South African environmental justice advocates are suing the government to force it to clean up the air in the country's Mpumalanga Highveld region. In the mid-1990s, South Africa’s post-apartheid government overhauled the nation’s constitution. Among the reforms, the country’s leaders adopted a bold, sweeping protection for the land and its people: the right to a healthy environment. Now, as scientists warn that all countries must take bold, sweeping action to avert the worst effects of a climate crisis, South African environmental justice advocates are testing that constitutional right. They are suing the government to force it to clean the dirty air that smothers South Africa’s Mpumalanga Highveld region.

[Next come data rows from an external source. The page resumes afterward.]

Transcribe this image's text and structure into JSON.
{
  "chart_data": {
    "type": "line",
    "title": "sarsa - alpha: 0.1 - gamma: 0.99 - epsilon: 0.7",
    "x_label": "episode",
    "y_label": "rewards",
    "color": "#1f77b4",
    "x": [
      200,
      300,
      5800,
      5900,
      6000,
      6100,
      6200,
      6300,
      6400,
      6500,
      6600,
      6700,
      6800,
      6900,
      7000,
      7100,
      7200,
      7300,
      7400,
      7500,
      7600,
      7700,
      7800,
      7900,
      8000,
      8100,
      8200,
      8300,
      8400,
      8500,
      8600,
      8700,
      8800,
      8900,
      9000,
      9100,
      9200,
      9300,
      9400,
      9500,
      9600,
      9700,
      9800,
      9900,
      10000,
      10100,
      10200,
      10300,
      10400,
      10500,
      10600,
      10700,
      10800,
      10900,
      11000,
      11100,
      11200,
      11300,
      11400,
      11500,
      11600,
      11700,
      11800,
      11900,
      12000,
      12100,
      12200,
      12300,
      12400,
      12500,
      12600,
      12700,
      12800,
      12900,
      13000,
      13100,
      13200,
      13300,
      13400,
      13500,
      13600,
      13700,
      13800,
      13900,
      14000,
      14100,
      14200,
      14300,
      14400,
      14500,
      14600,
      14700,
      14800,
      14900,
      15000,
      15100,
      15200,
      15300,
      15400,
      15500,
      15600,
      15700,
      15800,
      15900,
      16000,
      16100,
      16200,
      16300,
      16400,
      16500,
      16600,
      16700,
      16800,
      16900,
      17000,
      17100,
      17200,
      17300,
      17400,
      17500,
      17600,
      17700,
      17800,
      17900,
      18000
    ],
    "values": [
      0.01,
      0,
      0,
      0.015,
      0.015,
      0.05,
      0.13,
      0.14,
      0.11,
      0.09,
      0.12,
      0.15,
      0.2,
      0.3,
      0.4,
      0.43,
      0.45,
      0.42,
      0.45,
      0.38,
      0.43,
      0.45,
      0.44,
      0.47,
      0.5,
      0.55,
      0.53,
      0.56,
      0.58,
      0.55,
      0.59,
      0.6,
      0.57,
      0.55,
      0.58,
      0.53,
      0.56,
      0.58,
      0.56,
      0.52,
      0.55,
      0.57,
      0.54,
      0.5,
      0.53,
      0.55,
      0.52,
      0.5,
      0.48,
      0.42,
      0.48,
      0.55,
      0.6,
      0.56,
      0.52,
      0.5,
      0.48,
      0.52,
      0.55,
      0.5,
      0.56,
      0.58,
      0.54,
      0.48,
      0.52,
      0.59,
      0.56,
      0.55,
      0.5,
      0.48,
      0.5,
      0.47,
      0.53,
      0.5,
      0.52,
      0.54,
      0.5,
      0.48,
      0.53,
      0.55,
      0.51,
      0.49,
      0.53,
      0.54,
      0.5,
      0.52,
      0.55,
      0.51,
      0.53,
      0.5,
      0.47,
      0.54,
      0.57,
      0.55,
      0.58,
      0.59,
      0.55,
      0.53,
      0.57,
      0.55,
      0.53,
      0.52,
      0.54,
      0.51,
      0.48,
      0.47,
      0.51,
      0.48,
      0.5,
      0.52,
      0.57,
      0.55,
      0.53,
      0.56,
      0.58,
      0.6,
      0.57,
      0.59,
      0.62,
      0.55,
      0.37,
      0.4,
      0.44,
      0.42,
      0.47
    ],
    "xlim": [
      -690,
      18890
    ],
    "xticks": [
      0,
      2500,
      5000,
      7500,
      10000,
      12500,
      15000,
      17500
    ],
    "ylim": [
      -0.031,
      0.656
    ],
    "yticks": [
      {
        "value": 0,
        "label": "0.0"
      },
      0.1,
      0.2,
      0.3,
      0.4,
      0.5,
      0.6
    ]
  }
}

Throughout much of the year, the 3.5 million residents of the Mpumalanga Highveld breath a toxic haze of pollutants released from the smokestacks of 12 coal-fired power plants operated by Eskom, South Africa’s beleaguered national public utility. The many coal mines in the region also pollute the air. Most of Eskom’s power plants are ancient, and spew out a toxic cocktail of pollutants such as mercury, sulphur dioxide, and particulate matter (PM), a mixture of extremely small particles and liquid droplets that enter the lungs. These pollutants kill Highveld residents prematurely and cause them to suffer from respiratory and cardiac-related illnesses.

…“groundWork and the communities we represent have consistently been highlighting the issue of air pollution and its negative impacts on human health, and our lived experience is that government is not holding the big polluters to account,” says groundWork director Bobby Peek. “This is a public health crisis that can no longer be ignored.” This is the first case in South Africa asking courts to decide whether environmental deterioration violates the right to a healthy environment.  Communities breathing dirty air around the world and their governments will be watching with keen interest.  Let us hope that clean air prevails.